Kepada awak media Is memaparkan , Dimana masalah ini sebetulnya sudah menahun. Tidak tahan menerima makian, hingga ancaman. Saat bertemu di sungai, emosi saya meledak,” ungkap IS
Selain itu juga IS menceritakan detik-detik mencekam saat ia menghujani wajah korban dengan pukulan tangan kosong hingga korban terjungkal ke dalam air. Meski melihat korban tak berdaya, amarah yang membutakan membuatnya kembali memukul korban berulang kali hingga Nenek Saudah pingsan dan nyaris tenggelam.

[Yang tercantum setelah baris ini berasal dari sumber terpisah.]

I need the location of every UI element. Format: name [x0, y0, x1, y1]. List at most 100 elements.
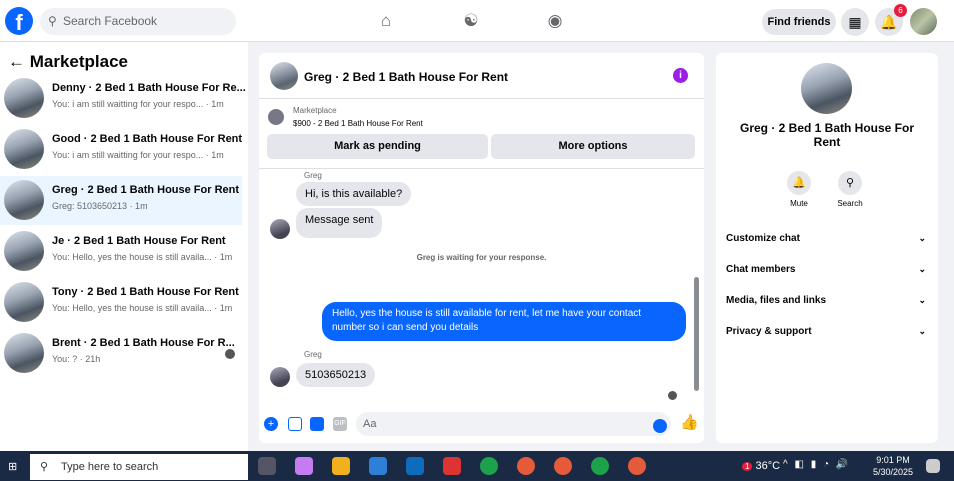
chevron-down-icon: ⌄: [918, 264, 926, 274]
listing-thumbnail: [4, 78, 44, 118]
chrome-icon[interactable]: [480, 457, 498, 475]
file-explorer-icon[interactable]: [332, 457, 350, 475]
chrome-profile-icon[interactable]: [554, 457, 572, 475]
search-icon[interactable]: ⚲: [838, 171, 862, 195]
listing-thumbnail: [4, 231, 44, 271]
chevron-down-icon: ⌄: [918, 233, 926, 243]
conversation-title: Denny · 2 Bed 1 Bath House For Re...: [52, 82, 246, 94]
listing-thumbnail: [4, 282, 44, 322]
incoming-message: Message sent: [296, 208, 383, 238]
privacy-support-row[interactable]: Privacy & support ⌄: [726, 326, 926, 337]
chevron-down-icon: ⌄: [918, 326, 926, 336]
customize-chat-row[interactable]: Customize chat ⌄: [726, 233, 926, 244]
sender-name: Greg: [304, 350, 322, 359]
conversation-preview: You: i am still waitting for your respo.…: [52, 99, 224, 109]
conversation-preview: You: Hello, yes the house is still avail…: [52, 303, 233, 313]
message-thread[interactable]: Greg Hi, is this available? Message sent…: [259, 168, 704, 405]
menu-grid-icon[interactable]: ▦: [841, 8, 869, 36]
taskbar-search-box[interactable]: ⚲ Type here to search: [30, 454, 248, 480]
copilot-icon[interactable]: [295, 457, 313, 475]
marketplace-label: Marketplace: [293, 106, 337, 115]
search-icon: ⚲: [48, 14, 57, 28]
mute-bell-icon[interactable]: 🔔: [787, 171, 811, 195]
listing-thumbnail: [4, 129, 44, 169]
gif-icon[interactable]: GIF: [333, 417, 347, 431]
groups-icon[interactable]: ◉: [543, 10, 567, 32]
conversation-title: Tony · 2 Bed 1 Bath House For Rent: [52, 286, 239, 298]
conversation-item[interactable]: Tony · 2 Bed 1 Bath House For Rent You: …: [0, 278, 242, 327]
info-icon[interactable]: i: [673, 68, 688, 83]
chat-scrollbar[interactable]: [693, 169, 700, 405]
message-composer: + GIF Aa 👍: [259, 409, 704, 441]
photo-icon[interactable]: [288, 417, 302, 431]
system-tray-icons[interactable]: ^ ◧ ▮ ◔ 🔊: [783, 459, 850, 470]
conversation-title: Brent · 2 Bed 1 Bath House For R...: [52, 337, 235, 349]
seen-avatar: [668, 391, 677, 400]
marketplace-title: ← Marketplace: [8, 52, 129, 71]
chat-panel: Greg · 2 Bed 1 Bath House For Rent i Mar…: [259, 53, 704, 443]
details-title: Greg · 2 Bed 1 Bath House For Rent: [739, 121, 915, 149]
listing-photo[interactable]: [801, 63, 852, 114]
message-input[interactable]: Aa: [356, 412, 671, 436]
conversation-title: Greg · 2 Bed 1 Bath House For Rent: [52, 184, 240, 196]
incoming-message: Hi, is this available?: [296, 182, 412, 206]
weather-badge: 1: [742, 462, 753, 471]
conversation-item[interactable]: Je · 2 Bed 1 Bath House For Rent You: He…: [0, 227, 242, 276]
chrome-profile-icon[interactable]: [517, 457, 535, 475]
scrollbar-thumb[interactable]: [694, 277, 699, 391]
chat-members-row[interactable]: Chat members ⌄: [726, 264, 926, 275]
sticker-icon[interactable]: [310, 417, 324, 431]
app-icon[interactable]: [443, 457, 461, 475]
weather-widget[interactable]: 1 36°C: [742, 460, 780, 472]
listing-price-line[interactable]: $900 - 2 Bed 1 Bath House For Rent: [293, 119, 423, 128]
conversation-item[interactable]: Denny · 2 Bed 1 Bath House For Re... You…: [0, 74, 246, 123]
conversation-preview: You: ? · 21h: [52, 354, 101, 364]
back-arrow-icon[interactable]: ←: [8, 52, 25, 71]
chat-header: Greg · 2 Bed 1 Bath House For Rent i: [259, 53, 704, 99]
search-label: Search: [837, 199, 863, 208]
listing-thumbnail: [4, 180, 44, 220]
conversation-title: Je · 2 Bed 1 Bath House For Rent: [52, 235, 226, 247]
conversation-preview: You: i am still waitting for your respo.…: [52, 150, 224, 160]
add-plus-icon[interactable]: +: [264, 417, 278, 431]
windows-taskbar: ⊞ ⚲ Type here to search 1 36°C ^ ◧ ▮ ◔ 🔊…: [0, 451, 954, 481]
sender-avatar[interactable]: [270, 219, 290, 239]
chrome-profile-icon[interactable]: [591, 457, 609, 475]
search-placeholder: Search Facebook: [63, 14, 158, 28]
mark-as-pending-button[interactable]: Mark as pending: [267, 134, 488, 159]
more-options-button[interactable]: More options: [491, 134, 695, 159]
profile-avatar[interactable]: [910, 8, 937, 35]
chat-details-panel: Greg · 2 Bed 1 Bath House For Rent 🔔 Mut…: [716, 53, 938, 443]
search-input[interactable]: ⚲ Search Facebook: [40, 8, 236, 35]
emoji-icon[interactable]: [653, 419, 667, 433]
conversation-item[interactable]: Brent · 2 Bed 1 Bath House For R... You:…: [0, 329, 242, 378]
conversation-preview: You: Hello, yes the house is still avail…: [52, 252, 233, 262]
outlook-icon[interactable]: [406, 457, 424, 475]
clock[interactable]: 9:01 PM 5/30/2025: [873, 454, 913, 478]
task-view-icon[interactable]: [258, 457, 276, 475]
marketplace-listing-thumbnail: [268, 109, 284, 125]
conversation-item[interactable]: Good · 2 Bed 1 Bath House For Rent You: …: [0, 125, 242, 174]
facebook-logo[interactable]: f: [5, 7, 33, 35]
outgoing-message: Hello, yes the house is still available …: [322, 302, 686, 341]
chrome-profile-icon[interactable]: [628, 457, 646, 475]
conversation-preview: Greg: 5103650213 · 1m: [52, 201, 148, 211]
friends-icon[interactable]: ☯: [459, 10, 483, 32]
find-friends-button[interactable]: Find friends: [762, 9, 836, 35]
windows-start-icon[interactable]: ⊞: [8, 460, 20, 473]
listing-thumbnail: [4, 333, 44, 373]
chat-listing-thumbnail[interactable]: [270, 62, 298, 90]
conversation-title: Good · 2 Bed 1 Bath House For Rent: [52, 133, 243, 145]
like-thumb-icon[interactable]: 👍: [680, 415, 699, 430]
sender-avatar[interactable]: [270, 367, 290, 387]
home-icon[interactable]: ⌂: [374, 10, 398, 32]
top-navigation-bar: f ⚲ Search Facebook ⌂ ☯ ◉ Find friends ▦…: [0, 0, 954, 42]
seen-avatar: [225, 349, 235, 359]
notifications-center-icon[interactable]: [926, 459, 940, 473]
microsoft-store-icon[interactable]: [369, 457, 387, 475]
chat-title[interactable]: Greg · 2 Bed 1 Bath House For Rent: [304, 70, 508, 84]
waiting-notice: Greg is waiting for your response.: [416, 253, 547, 262]
media-files-links-row[interactable]: Media, files and links ⌄: [726, 295, 926, 306]
incoming-message: 5103650213: [296, 363, 376, 387]
conversation-item-active[interactable]: Greg · 2 Bed 1 Bath House For Rent Greg:…: [0, 176, 242, 225]
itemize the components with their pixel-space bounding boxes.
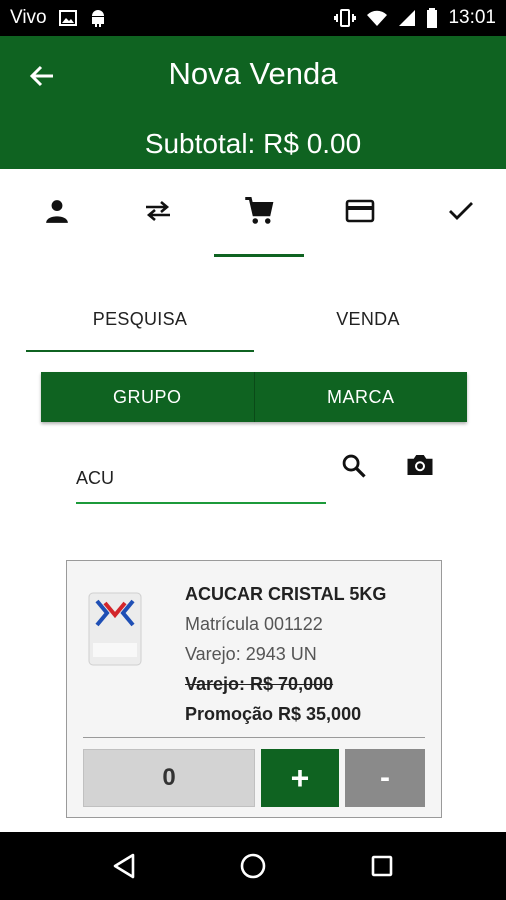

Ironi di Balik Aksi Brutal
Ada fakta menarik sekaligus ironis dalam kasus ini. Setelah melakukan penganiayaan berat, IS mengaku sempat menarik tubuh korban ke tepi sungai agar tidak hanyut terbawa arus.”Kalau tidak saya tarik, bisa hanyut,” ucapnya ,
Setelah sempat melarikan diri, IS akhirnya menyerahkan diri ke Polres Pasaman melalui pendekatan persuasif yang dilakukan aparat kepolisian bersama pihak keluarga pelaku.
Kasat Reskrim Polres Pasaman, AKP Fion Joni Hayes, menegaskan bahwa berdasarkan hasil penyelidikan intensif, isu keterlibatan pihak tambang dalam kasus ini adalah hoaks dan mengada ada ,
“Kami pastikan ini murni konflik internal keluarga akibat sengketa tanah. Tidak ada keterlibatan pihak luar maupun kaitanya dengan aktivitas tambang. Pelaku bertindak tunggal dan menggunakan tangan kosong,” tegas AKP Fion.
Saat ini, IS telah ditahan di Mapolres Pasaman untuk mempertanggungjawabkan perbuatannya secara hukum. Kasus ini menjadi pengingat keras bagi masyarakat akan pentingnya menyelesaikan konflik keluarga melalui jalur mediasi atau hukum formal guna mencegah terjadinya tindakan main hakim sendiri yang merugikan semua pihak, ( Karno ).